Hi Wido,
Yes you are right. After removing the down OSDs, reformatting and bring them up again, at least until 75% of total OSDs, my Ceph Cluster is healthy again. It seem there is high probability of data safety if the total active PGs same with total PGs and total degraded PGs same with total undersized PGs, but it is better to check PGs one by one for make sure there is no incomplete, unfound and/or missing objects.
Anyway, why 75%? Can I reduce this value by resizing (add) the replica of the pool?
Best regards,
On Fri, May 13, 2016 at 5:04 PM, Wido den Hollander <wido@xxxxxxxx> wrote:
> Op 13 mei 2016 om 11:55 schreef Lazuardi Nasution <mrxlazuardin@xxxxxxxxx>:
>
>
> Hi Wido,
>
> The status is same after 24 hour running. It seem that the status will not
> go to fully active+clean until all down OSDs back again. The only way to
> make down OSDs to go back again is reformating or replace if HDDs has
> hardware issue. Do you think that it is safe way to do?
>
Ah, you are probably lacking enough replicas to make the recovery proceed.
If that is needed I would do this OSD by OSD. Your crushmap will probably tell you which OSDs you need to bring back before it works again.
Wido
> Best regards,
>
> On Fri, May 13, 2016 at 4:44 PM, Wido den Hollander <wido@xxxxxxxx> wrote:
>
> >
> > > Op 13 mei 2016 om 11:34 schreef Lazuardi Nasution <
> > mrxlazuardin@xxxxxxxxx>:
> > >
> > >
> > > Hi,
> > >
> > > After disaster and restarting for automatic recovery, I found following
> > > ceph status. Some OSDs cannot be restarted due to file system corruption
> > > (it seem that xfs is fragile).
> > >
> > > [root@management-b ~]# ceph status
> > > cluster 3810e9eb-9ece-4804-8c56-b986e7bb5627
> > > health HEALTH_WARN
> > > 209 pgs degraded
> > > 209 pgs stuck degraded
> > > 334 pgs stuck unclean
> > > 209 pgs stuck undersized
> > > 209 pgs undersized
> > > recovery 5354/77810 objects degraded (6.881%)
> > > recovery 1105/77810 objects misplaced (1.420%)

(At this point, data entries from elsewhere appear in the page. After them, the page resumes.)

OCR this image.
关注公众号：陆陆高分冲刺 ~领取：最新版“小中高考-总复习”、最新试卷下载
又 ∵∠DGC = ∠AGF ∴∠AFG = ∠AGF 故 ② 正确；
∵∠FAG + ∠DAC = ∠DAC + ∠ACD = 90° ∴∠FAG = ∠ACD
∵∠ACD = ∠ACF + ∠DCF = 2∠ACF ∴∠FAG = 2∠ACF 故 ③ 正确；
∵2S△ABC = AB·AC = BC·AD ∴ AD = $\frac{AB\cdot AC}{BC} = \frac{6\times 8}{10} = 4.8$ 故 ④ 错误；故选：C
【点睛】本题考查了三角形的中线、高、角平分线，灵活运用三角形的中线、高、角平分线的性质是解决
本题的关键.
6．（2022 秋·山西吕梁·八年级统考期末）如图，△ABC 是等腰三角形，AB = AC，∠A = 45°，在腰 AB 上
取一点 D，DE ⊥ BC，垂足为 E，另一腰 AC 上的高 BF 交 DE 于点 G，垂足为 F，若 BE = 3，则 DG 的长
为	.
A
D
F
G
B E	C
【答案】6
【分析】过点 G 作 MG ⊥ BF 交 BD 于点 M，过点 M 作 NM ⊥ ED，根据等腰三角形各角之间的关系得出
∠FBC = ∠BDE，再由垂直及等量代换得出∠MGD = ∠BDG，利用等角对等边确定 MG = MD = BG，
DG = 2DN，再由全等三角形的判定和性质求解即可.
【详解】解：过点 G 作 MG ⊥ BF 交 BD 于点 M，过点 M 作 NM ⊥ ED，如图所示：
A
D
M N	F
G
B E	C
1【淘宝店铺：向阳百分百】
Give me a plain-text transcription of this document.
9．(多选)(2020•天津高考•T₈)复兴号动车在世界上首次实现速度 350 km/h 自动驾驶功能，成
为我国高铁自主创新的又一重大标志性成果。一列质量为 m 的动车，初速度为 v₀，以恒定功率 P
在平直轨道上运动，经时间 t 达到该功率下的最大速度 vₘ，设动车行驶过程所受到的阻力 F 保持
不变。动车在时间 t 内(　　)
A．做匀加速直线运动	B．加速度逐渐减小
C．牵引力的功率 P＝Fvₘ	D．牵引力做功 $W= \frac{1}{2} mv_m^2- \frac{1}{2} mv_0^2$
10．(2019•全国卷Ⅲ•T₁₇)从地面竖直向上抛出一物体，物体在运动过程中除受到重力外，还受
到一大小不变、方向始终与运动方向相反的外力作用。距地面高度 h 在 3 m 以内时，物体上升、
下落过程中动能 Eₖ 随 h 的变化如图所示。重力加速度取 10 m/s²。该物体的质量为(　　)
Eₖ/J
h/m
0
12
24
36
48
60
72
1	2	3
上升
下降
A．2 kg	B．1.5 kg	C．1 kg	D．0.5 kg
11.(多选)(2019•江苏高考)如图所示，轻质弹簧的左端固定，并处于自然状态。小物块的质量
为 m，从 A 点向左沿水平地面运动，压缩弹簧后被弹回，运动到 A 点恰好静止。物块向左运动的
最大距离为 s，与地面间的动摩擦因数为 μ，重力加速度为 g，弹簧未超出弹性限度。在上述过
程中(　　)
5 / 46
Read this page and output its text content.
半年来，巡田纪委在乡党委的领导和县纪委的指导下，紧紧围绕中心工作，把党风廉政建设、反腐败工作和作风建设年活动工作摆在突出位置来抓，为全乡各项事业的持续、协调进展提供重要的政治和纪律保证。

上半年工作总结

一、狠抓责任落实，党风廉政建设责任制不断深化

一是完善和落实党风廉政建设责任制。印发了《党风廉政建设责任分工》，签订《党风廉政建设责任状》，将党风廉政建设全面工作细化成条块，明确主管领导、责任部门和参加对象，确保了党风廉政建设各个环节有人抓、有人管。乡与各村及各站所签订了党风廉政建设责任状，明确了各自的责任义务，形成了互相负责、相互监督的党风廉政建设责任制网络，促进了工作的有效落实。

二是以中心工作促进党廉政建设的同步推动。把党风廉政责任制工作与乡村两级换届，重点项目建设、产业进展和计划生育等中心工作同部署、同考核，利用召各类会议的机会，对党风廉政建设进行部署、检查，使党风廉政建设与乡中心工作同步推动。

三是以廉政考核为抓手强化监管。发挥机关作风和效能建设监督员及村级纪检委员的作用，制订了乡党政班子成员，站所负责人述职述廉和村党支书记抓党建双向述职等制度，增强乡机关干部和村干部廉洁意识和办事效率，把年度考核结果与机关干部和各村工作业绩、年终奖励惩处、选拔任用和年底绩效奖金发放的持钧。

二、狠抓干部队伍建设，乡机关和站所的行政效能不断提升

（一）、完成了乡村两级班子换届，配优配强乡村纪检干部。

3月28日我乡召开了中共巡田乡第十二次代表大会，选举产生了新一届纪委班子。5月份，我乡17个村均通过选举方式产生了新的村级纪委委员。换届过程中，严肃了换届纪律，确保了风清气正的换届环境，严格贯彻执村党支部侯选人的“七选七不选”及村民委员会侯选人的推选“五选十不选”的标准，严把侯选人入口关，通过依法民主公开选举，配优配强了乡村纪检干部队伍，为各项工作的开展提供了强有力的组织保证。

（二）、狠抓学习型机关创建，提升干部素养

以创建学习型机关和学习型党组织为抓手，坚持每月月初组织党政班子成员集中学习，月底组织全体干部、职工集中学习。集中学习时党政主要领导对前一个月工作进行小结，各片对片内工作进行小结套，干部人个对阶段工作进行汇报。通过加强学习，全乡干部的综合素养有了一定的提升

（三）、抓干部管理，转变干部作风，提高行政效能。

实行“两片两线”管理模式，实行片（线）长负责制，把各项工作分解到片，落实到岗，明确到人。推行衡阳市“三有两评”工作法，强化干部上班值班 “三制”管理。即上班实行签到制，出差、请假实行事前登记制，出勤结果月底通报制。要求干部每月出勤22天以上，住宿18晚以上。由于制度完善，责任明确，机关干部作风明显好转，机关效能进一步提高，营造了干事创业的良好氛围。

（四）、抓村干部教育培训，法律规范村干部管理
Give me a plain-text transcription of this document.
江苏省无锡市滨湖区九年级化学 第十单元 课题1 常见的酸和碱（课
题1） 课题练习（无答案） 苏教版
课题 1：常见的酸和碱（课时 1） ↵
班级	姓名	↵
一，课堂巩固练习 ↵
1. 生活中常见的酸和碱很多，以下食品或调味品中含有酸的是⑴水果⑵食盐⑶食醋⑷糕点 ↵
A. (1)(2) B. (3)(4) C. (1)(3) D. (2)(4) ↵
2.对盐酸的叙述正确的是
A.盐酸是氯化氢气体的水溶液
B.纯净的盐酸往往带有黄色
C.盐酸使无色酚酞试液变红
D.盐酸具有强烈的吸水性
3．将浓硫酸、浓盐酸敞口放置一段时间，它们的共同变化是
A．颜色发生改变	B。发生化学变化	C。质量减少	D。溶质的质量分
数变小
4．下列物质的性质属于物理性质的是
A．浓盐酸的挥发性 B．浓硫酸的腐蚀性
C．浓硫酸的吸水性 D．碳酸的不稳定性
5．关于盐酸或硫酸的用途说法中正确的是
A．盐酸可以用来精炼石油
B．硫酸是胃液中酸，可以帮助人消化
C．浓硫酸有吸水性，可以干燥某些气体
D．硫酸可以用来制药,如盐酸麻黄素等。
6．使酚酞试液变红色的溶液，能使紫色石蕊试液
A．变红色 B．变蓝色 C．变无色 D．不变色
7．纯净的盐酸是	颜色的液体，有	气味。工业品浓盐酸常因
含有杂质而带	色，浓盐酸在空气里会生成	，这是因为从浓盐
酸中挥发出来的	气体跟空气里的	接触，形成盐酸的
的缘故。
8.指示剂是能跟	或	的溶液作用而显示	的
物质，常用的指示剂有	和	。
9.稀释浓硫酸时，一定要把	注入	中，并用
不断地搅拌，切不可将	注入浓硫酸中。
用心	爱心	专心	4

> > > monmap e1: 3 mons at {management-a=
> > >
> > 10.255.102.1:6789/0,management-b=10.255.102.2:6789/0,management-c=10.255.102.3:6789/0
> > > }
> > > election epoch 2308, quorum 0,1,2
> > > management-a,management-b,management-c
> > > osdmap e25037: 96 osds: 49 up, 49 in; 125 remapped pgs
> > > flags sortbitwise
> > > pgmap v9024253: 2560 pgs, 5 pools, 291 GB data, 38905 objects
> > > 678 GB used, 90444 GB / 91123 GB avail
> > > 5354/77810 objects degraded (6.881%)
> > > 1105/77810 objects misplaced (1.420%)
> > > 2226 active+clean
> > > 209 active+undersized+degraded
> > > 125 active+remapped
> > > client io 0 B/s rd, 282 kB/s wr, 10 op/s
> > >
> > > Since total active PGs same with total PGs and total degraded PGs same
> > with
> > > total undersized PGs, does it mean that all PGs have at least one good
> > > replica, so I can just mark lost or remove down OSD, reformat again and
> > > then restart them if there is no hardware issue with HDDs? Which one of
> > PGs
> > > status should I pay more attention, degraded or undersized due to lost
> > > object possibility?
> > >
> >
> > Yes. Your system is not reporting any inactive, unfound or stale PGs, so
> > that is good news.
> >
> > However, I recommend that you wait for the system to become fully
> > active+clean before you start removing any OSDs or formatting hard drives.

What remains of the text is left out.